The data sharding feature of SphereEx-DBPlusEngine helps enterprises solve the problems of low performance, poor availability and high operation and maintenance cost in the scenarios with massive data using a solution of centralized storage of data to a single node in the process of digitization.

  • In terms of performance, most relational databases use B + tree indexes. When the amount of data exceeds the threshold, the increase of index depth will also increase the IO times of disk access, resulting in the decline of query performance. At the same time, high concurrent access requests also make the centralized database the biggest bottleneck of the system.

  • In terms of availability, the stateless nature of service can achieve the random expansion at a small cost, which will inevitably lead to the final pressure of the system falling on the database. A single data node, or a simple primary-secondary architecture, has become more and more difficult to bear. The availability of database has become the key of the whole system.
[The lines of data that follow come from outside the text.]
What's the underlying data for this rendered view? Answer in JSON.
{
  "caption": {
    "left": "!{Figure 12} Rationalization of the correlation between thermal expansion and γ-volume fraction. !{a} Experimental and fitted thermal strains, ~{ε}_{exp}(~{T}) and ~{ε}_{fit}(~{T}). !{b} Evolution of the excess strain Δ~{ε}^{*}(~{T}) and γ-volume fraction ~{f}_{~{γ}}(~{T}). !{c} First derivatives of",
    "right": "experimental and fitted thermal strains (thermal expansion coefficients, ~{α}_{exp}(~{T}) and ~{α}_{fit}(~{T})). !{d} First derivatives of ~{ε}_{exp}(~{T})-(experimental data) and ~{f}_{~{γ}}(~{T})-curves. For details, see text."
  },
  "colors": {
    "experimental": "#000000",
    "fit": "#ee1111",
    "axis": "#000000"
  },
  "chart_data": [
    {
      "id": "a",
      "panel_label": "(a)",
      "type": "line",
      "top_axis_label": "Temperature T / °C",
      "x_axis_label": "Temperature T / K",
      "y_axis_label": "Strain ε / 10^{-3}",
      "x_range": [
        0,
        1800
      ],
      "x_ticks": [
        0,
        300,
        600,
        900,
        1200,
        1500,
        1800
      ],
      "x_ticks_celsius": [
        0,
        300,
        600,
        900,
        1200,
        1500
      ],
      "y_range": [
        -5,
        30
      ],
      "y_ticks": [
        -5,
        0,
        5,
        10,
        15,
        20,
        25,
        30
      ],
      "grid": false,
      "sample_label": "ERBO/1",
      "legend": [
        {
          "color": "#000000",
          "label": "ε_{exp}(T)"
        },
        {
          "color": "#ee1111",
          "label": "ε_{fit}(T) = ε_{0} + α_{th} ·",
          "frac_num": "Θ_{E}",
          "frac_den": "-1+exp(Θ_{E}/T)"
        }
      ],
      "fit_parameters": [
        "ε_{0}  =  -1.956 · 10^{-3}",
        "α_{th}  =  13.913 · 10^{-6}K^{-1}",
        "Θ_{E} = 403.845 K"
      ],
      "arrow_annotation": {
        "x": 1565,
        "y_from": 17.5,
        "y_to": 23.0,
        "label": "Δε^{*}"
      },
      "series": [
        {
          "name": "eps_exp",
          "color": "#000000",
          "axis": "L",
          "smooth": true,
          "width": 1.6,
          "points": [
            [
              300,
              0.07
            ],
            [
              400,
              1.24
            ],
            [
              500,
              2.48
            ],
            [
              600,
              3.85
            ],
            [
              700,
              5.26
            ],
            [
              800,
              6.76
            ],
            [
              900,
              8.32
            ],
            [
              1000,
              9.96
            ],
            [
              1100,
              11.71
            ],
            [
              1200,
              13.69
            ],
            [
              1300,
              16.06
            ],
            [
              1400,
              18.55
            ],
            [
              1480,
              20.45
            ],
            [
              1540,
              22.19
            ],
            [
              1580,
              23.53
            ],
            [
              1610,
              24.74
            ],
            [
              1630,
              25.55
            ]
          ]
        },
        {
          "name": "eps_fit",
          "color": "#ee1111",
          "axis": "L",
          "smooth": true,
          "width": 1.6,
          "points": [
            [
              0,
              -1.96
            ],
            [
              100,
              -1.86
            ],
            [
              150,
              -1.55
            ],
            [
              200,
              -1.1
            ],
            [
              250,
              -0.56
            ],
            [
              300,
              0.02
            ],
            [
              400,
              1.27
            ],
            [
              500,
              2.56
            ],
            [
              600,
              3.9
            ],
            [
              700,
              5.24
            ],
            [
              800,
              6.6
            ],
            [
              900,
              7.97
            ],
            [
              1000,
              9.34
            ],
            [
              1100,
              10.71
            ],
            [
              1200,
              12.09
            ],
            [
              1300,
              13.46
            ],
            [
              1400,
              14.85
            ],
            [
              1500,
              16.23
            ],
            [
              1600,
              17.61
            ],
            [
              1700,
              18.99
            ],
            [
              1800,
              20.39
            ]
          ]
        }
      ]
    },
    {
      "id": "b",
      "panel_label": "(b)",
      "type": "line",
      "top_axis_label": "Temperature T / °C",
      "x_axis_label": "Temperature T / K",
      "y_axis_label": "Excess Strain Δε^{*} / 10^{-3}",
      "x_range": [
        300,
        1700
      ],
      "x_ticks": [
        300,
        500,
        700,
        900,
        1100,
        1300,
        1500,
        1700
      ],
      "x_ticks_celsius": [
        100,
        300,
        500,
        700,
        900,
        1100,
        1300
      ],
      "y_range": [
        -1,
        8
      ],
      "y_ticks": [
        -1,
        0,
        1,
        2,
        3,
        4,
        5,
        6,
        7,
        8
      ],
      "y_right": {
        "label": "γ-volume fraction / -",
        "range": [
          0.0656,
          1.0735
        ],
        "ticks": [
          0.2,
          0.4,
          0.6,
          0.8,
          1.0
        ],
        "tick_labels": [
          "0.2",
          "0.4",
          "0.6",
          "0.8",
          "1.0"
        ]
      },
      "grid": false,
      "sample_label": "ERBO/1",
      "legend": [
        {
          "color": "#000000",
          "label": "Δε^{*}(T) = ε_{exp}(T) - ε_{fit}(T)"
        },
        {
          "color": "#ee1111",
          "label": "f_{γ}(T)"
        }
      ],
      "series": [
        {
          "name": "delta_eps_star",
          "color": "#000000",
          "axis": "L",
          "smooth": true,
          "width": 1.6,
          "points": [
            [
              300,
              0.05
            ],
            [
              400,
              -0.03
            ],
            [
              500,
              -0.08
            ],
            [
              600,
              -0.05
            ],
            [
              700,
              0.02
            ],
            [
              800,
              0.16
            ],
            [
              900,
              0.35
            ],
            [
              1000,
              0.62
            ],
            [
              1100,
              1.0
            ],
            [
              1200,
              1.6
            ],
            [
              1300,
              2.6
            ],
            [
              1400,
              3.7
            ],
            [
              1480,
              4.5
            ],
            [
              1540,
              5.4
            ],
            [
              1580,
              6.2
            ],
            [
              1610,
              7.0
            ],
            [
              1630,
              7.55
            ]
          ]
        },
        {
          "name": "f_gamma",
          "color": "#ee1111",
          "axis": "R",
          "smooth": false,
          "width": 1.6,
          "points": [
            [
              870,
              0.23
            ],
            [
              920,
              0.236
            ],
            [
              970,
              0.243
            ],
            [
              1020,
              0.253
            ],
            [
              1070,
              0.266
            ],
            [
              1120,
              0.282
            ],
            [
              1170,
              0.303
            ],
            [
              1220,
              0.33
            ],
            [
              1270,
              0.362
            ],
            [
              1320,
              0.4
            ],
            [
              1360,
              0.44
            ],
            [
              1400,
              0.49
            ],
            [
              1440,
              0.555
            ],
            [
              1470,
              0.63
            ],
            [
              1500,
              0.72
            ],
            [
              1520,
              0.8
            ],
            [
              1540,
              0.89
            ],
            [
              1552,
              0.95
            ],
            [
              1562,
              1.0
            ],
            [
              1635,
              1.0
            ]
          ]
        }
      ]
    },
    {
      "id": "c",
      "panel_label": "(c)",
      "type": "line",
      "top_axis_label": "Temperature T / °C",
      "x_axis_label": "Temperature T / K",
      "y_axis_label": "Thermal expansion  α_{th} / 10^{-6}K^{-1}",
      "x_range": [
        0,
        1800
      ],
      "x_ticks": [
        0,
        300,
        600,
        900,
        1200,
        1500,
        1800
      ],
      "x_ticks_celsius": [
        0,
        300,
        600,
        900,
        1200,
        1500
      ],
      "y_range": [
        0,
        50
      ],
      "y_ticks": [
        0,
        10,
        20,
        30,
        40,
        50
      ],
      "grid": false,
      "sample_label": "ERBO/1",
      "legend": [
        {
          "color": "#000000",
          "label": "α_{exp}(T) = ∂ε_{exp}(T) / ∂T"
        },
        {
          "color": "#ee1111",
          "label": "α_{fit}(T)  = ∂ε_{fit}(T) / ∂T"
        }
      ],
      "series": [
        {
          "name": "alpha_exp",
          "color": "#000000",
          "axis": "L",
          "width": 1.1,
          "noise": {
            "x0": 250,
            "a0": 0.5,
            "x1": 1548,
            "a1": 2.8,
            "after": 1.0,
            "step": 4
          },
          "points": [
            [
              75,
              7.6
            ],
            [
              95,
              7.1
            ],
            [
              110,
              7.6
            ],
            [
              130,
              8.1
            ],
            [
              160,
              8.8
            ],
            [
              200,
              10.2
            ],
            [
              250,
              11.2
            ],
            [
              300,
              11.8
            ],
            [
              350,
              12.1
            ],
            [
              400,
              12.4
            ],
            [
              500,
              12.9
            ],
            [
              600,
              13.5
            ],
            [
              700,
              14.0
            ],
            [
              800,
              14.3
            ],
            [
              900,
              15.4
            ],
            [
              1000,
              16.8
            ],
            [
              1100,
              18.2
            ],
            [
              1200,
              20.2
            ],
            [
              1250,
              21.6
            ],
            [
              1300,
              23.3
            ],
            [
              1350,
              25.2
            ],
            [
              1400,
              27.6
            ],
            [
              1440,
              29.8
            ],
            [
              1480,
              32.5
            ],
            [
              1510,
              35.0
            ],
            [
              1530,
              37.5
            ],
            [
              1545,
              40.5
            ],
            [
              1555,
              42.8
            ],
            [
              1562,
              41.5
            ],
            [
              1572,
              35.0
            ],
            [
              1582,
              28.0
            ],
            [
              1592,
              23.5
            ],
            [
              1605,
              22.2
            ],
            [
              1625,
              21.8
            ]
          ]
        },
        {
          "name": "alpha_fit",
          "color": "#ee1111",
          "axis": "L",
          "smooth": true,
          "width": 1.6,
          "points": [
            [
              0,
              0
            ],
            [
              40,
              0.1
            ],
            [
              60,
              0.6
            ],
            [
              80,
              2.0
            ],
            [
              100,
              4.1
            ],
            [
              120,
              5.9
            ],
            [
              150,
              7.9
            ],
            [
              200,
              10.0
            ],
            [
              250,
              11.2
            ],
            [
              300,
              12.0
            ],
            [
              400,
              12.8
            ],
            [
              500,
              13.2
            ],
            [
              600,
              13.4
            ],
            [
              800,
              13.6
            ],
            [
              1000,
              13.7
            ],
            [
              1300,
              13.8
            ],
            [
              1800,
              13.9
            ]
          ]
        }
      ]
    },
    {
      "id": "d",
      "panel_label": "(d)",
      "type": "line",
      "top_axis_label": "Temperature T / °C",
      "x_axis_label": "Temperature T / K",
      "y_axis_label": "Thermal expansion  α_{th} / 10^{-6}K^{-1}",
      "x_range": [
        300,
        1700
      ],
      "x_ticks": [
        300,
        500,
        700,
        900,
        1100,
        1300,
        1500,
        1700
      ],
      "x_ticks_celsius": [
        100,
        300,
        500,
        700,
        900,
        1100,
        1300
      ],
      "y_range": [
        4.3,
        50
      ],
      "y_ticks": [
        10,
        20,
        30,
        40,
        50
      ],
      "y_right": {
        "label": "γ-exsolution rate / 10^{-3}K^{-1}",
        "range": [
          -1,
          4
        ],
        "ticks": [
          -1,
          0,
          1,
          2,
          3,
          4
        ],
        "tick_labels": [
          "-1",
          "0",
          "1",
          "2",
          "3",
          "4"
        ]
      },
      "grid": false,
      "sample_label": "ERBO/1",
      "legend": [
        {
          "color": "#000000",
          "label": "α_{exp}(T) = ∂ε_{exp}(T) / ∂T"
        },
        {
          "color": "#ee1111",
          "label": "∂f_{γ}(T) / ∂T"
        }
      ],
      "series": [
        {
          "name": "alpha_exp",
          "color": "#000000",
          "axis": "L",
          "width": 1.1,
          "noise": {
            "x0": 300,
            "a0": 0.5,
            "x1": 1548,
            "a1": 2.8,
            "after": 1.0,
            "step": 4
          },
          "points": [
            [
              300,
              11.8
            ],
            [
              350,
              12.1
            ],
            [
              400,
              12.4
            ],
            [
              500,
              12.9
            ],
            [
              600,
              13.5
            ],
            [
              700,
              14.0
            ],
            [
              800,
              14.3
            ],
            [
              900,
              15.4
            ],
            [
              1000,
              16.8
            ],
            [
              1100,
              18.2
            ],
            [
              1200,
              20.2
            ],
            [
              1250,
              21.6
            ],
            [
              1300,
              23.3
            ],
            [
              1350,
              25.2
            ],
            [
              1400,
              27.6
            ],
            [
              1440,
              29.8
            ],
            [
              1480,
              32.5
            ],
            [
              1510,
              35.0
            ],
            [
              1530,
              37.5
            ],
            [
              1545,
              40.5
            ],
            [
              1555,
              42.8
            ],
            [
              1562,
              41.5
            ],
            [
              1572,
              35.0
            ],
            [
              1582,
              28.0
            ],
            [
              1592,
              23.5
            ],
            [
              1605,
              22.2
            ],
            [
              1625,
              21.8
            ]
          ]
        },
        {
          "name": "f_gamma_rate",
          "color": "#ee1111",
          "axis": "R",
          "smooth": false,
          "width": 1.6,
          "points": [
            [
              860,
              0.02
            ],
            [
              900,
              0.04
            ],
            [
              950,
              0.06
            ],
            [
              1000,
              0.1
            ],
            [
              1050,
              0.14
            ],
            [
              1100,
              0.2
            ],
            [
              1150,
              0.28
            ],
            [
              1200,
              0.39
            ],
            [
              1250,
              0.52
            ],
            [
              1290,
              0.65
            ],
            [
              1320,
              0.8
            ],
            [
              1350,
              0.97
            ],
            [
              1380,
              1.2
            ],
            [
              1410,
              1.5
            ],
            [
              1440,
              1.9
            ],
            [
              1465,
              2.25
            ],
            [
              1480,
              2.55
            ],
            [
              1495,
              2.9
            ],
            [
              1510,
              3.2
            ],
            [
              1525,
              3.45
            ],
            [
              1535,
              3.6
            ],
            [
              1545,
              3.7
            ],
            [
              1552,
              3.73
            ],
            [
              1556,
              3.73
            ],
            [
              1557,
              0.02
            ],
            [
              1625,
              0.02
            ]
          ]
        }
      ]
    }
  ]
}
  • In terms of operation and maintenance cost, when the data in a database instance reaches above the threshold, the operation and maintenance pressure on DBA will increase. The time cost of data backup and recovery will become more and more uncontrollable with the amount of data. Generally speaking, the data threshold of a single database instance is within 1TB, which is a reasonable range.

When the traditional relational database cannot meet the needs of Internet scenarios, there are more and more attempts to store data in native NoSQL that supports distributed. However, the incompatibility of NoSQL with SQL and the imperfection of ecosystem make them unable to complete a fatal blow in the game with relational database, while the position of relational database is still unshakable.

Data sharding refers to the decentralized storage of data stored in a single database in multiple databases or tables according to a certain dimension, to improve the performance bottleneck and availability. The effective means of data sharding is to divide the relational database into database and table. Both sub database and sub table can effectively avoid the query bottleneck caused by the amount of data exceeding the acceptable threshold. In addition, the sub database can also be used to effectively disperse the number of visits to a single point of the database.

Although split tables cannot alleviate the pressure of database, they can provide the possibility to transform distributed transactions into local transactions as much as possible. Once cross database update operations are involved, distributed transactions often complicate the problem. Using multi master and multi slave sharding can effectively avoid single point of data, so as to improve the availability of data architecture.

SphereEx-DBPlusEngine keeps the data volume of each table below the threshold through data splitting by database and table, and dredges the traffic to deal with high access volume. It is an effective means to deal with high concurrency and massive data systems.